The study would focus on assessing the effects of two general scenarios and may indentify intermediate options.

The first scenario was a full wreck removal in accordance with formal notices issued by Maritime New Zealand.

"Wreck removal is a heavy-engineering operation that could have significant impacts on the reef and sea bed as well as marine life," Owen said.

"It's never a simple task, and in this location it could be quite dangerous and will take a long time."

The second scenario was to assess likely conditions once the bow section was reduced below the water line.

"This will give us a starting point to consider the positive or negative impacts of any other options such as partial reduction of the sunken stern section,'' he said.

The stern was lying on a slope at a depth of up to 65 metres, and part of the ship's navigation bridge was only ten metres below the surface.

"That  presents some risks as well as opportunities for recreational users, while an operation to reduce the height of the bridge might have some negative environmental effects."

Owen said the study would also to take into account how conditions might change over the years, and would be shared with he community and authorities to make an informed choice.

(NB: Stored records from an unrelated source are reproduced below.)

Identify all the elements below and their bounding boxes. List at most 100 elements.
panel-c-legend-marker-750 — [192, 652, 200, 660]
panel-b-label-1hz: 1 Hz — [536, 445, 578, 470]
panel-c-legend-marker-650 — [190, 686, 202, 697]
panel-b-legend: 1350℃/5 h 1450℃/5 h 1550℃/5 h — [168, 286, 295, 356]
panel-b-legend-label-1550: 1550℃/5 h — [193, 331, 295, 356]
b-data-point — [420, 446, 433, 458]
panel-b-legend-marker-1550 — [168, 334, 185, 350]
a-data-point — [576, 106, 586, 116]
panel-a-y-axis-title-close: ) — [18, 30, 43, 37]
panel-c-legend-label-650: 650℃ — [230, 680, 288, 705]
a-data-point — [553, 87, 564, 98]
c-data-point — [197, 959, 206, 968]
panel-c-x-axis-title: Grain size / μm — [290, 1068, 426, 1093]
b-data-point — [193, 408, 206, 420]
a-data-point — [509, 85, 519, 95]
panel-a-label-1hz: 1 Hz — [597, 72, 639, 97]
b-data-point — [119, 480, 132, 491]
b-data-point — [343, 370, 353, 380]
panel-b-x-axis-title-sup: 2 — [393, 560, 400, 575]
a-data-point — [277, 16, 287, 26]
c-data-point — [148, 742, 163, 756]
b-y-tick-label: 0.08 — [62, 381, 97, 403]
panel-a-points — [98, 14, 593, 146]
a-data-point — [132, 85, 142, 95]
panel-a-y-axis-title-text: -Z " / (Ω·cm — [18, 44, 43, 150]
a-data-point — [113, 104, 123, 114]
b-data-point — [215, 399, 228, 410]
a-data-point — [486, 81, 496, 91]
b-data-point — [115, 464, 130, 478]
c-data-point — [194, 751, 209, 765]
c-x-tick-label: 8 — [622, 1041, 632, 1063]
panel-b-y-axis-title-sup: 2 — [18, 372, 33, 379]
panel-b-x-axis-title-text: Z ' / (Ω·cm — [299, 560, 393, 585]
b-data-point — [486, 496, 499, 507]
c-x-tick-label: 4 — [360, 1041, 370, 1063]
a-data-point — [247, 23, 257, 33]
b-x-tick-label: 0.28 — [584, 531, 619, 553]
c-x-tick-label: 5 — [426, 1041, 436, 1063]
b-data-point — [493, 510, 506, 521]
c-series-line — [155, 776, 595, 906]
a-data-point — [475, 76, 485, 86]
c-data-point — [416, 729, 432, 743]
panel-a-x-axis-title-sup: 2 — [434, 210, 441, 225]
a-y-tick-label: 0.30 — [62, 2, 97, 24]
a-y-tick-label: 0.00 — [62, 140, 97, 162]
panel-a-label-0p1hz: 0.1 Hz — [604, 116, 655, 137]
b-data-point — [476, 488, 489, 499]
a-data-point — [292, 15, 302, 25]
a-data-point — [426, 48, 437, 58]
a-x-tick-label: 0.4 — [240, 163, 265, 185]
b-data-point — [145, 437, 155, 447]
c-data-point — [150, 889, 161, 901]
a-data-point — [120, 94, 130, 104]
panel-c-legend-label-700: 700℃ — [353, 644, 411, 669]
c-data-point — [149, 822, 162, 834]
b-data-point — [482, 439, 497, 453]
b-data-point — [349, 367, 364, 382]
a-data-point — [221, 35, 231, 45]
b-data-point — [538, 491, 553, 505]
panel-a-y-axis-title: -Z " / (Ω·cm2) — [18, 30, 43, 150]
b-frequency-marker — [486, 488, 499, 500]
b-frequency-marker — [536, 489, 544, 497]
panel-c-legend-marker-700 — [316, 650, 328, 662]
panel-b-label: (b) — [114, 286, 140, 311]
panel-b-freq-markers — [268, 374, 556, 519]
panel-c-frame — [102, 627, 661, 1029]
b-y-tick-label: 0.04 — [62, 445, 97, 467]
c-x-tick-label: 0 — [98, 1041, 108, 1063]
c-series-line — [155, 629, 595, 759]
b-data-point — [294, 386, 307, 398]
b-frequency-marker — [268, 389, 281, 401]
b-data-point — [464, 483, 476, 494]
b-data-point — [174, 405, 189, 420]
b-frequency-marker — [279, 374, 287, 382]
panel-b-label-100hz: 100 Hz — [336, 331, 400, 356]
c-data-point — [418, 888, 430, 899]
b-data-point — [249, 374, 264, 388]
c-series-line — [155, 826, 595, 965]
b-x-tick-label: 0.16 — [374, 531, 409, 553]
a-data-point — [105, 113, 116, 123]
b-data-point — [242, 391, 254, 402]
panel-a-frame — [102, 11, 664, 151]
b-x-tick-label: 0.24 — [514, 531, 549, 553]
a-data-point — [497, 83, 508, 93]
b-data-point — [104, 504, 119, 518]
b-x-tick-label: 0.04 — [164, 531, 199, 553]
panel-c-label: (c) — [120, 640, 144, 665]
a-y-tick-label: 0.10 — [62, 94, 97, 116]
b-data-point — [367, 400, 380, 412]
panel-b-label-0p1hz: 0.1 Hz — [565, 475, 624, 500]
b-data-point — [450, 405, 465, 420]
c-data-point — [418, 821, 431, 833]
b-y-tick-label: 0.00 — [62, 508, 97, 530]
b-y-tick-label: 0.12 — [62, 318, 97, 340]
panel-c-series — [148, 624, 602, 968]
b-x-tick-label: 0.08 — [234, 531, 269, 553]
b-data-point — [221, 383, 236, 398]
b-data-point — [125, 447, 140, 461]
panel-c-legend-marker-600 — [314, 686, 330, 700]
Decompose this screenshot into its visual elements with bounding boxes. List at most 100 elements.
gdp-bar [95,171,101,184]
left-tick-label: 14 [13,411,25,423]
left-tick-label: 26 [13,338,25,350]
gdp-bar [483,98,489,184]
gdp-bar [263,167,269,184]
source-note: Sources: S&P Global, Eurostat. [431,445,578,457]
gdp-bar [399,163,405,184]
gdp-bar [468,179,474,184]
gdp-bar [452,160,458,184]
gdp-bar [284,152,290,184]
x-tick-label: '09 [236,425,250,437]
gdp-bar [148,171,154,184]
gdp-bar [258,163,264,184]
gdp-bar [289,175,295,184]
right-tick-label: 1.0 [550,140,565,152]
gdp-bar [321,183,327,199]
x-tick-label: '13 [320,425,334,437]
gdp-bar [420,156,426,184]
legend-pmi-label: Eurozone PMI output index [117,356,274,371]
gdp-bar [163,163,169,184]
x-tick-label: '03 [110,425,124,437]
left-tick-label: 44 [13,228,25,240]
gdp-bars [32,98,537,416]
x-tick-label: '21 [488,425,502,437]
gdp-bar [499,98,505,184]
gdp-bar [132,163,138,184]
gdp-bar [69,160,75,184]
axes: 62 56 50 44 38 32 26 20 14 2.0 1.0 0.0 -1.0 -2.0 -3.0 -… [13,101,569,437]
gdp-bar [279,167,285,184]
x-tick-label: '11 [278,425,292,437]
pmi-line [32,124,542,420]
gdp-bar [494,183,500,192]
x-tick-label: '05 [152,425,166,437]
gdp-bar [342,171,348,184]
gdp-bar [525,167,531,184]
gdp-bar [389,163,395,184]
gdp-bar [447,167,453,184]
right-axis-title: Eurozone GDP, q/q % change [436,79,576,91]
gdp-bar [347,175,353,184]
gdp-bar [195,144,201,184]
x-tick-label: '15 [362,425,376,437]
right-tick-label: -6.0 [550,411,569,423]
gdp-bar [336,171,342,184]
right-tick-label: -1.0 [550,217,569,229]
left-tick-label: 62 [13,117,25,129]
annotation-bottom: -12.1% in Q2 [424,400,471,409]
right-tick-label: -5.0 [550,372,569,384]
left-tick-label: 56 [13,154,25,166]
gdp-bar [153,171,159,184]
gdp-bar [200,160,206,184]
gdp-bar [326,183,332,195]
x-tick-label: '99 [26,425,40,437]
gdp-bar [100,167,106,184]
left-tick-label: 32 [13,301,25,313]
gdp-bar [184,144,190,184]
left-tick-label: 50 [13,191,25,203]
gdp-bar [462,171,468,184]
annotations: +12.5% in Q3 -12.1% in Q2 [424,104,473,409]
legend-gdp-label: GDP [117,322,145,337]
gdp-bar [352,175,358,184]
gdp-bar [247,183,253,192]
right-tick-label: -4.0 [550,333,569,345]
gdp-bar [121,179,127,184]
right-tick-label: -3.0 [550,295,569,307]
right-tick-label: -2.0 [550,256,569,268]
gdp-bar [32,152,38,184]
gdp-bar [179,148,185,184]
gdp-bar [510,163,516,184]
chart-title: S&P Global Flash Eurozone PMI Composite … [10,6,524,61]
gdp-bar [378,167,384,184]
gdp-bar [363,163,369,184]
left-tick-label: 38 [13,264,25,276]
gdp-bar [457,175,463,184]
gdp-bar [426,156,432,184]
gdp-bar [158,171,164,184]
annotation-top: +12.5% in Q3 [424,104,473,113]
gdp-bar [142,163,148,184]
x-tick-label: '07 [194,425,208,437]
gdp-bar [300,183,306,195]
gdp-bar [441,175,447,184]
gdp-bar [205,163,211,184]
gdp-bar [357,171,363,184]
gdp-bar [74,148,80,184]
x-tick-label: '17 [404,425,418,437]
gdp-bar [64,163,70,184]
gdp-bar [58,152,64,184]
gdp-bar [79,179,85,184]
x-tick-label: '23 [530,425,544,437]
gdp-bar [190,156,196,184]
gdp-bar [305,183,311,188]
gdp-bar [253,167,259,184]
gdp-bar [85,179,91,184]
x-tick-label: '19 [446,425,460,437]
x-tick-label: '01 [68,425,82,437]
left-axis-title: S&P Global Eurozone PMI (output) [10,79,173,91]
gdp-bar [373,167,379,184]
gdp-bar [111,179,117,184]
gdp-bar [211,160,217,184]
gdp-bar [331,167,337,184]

However, a Maritime New Zealand spokesman said: "As far as we're concerned the order for wreck removal remains in place."

He said if the insurers wanted to explore other options, "they would need to explore that with the [Bay of Plenty Regional Council] under the Resource Management Act".

Council consents manager Helen Creagh said staff and Rena's owners were currently discussing possible resource consent options for the remaining sections of the wreck.

The council was unable to comment further, saying they have yet to receive any application.